We just put new windows in our house and paid to have more insulation in the attic and weatherstripping around the doors. The house seems very tight now (less drafts, more comfortable). Someone mentioned to us that we now need some mechanical vents to control air flow. Any idea on what this is?
Mechanical ventilation is an important, and often forgotten, last step when weatherizing an older home or building a new house. When a structure is sealed tight for energy efficiency reasons, the unintended consequences can often be stale indoor air and moisture that have no way to escape.
This problem can be eliminated by using correctly sized and installed exhaust fans in all the bathrooms in your home, as well as a high volume hood in the kitchen. You should inspect each exhaust fan in your home and make sure that it is properly vented to the outside, usually by way of a sealed duct and a louvered vent. (Be aware of incorrectly vented fans that discharge the air into an attic, crawlspace, or soffet space.)

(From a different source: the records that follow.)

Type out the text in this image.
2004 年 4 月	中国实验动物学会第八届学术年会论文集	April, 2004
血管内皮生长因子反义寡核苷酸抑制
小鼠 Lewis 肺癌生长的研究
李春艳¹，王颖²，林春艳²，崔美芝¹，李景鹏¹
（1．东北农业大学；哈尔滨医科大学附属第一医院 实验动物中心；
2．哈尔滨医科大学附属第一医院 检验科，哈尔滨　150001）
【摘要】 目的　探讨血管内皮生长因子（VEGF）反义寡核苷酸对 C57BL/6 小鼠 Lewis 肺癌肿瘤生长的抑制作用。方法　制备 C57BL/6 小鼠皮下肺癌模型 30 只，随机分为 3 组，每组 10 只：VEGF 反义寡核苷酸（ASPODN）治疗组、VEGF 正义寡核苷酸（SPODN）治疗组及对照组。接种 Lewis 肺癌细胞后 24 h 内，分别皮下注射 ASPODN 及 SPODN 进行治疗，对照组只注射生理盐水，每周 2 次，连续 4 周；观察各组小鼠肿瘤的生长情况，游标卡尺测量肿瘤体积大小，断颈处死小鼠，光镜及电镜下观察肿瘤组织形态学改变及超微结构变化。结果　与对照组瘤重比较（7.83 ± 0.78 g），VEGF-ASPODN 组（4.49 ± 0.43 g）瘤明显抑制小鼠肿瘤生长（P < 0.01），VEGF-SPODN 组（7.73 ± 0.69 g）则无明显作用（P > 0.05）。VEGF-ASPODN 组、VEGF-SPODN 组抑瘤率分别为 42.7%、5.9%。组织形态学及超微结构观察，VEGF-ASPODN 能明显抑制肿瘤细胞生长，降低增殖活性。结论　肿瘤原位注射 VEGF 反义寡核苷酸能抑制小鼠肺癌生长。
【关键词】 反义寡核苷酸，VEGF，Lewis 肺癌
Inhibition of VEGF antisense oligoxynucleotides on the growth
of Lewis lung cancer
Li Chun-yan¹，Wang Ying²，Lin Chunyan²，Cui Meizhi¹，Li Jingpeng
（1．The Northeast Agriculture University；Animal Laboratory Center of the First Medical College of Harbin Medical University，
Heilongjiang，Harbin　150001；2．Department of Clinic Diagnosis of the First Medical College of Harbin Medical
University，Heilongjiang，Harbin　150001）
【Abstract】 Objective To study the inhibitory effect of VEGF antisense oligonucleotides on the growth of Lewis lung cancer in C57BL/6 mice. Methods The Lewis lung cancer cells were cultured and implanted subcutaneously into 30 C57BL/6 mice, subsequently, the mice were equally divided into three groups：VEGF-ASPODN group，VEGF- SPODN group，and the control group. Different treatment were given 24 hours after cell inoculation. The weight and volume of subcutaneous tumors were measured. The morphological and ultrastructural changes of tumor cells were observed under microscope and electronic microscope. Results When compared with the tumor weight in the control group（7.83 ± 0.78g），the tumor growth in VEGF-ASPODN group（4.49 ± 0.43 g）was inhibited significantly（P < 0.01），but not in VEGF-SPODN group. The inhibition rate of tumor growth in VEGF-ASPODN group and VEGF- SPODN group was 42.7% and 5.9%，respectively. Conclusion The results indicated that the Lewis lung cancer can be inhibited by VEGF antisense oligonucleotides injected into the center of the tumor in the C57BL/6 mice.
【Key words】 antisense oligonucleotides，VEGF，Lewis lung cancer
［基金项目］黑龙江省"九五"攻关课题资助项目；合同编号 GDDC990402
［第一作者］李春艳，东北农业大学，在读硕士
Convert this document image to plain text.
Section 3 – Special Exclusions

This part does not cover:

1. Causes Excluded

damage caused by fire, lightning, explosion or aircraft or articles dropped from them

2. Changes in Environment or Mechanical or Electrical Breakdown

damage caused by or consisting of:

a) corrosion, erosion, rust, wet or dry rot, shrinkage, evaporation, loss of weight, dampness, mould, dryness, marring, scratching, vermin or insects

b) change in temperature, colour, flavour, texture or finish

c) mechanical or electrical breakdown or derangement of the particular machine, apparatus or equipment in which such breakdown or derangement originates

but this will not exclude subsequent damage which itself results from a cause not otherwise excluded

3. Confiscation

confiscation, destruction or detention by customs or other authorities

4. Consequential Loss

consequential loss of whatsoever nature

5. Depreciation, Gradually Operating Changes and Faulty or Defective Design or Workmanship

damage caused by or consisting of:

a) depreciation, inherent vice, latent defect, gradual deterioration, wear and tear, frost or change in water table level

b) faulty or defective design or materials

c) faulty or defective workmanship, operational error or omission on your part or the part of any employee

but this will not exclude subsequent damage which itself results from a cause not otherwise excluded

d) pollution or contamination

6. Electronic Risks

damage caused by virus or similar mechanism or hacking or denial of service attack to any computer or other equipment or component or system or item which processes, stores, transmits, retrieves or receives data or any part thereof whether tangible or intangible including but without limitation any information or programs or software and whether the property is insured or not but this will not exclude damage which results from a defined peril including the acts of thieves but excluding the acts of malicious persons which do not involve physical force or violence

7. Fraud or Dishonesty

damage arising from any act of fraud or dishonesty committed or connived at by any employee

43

Of course getting stale air and moisture out of your house is only half the battle. You may also need to install a heat recovery ventilation (HRV) system that actually brings fresh outside air into your home's interior. An HRV system is designed to capture heat from the air that is being pulled out of your house and uses it to warm the fresh air that is being brought in from the outside. The end result is an efficient system that helps to circulate fresh air throughout your entire house, while minimizing the loss of heat in the process.
Most HRV systems operate with a timer and rely on the existing duct-work in your home to distribute the fresh air. You should consult a HVAC contractor to see what size unit would be right for your home and to get an estimate on the cost of installation. Although this type of home improvement can cost between $4,000-$7,000, an HRV system is the most effective way to combat stale indoor air and to maintain a healthy environment inside your home.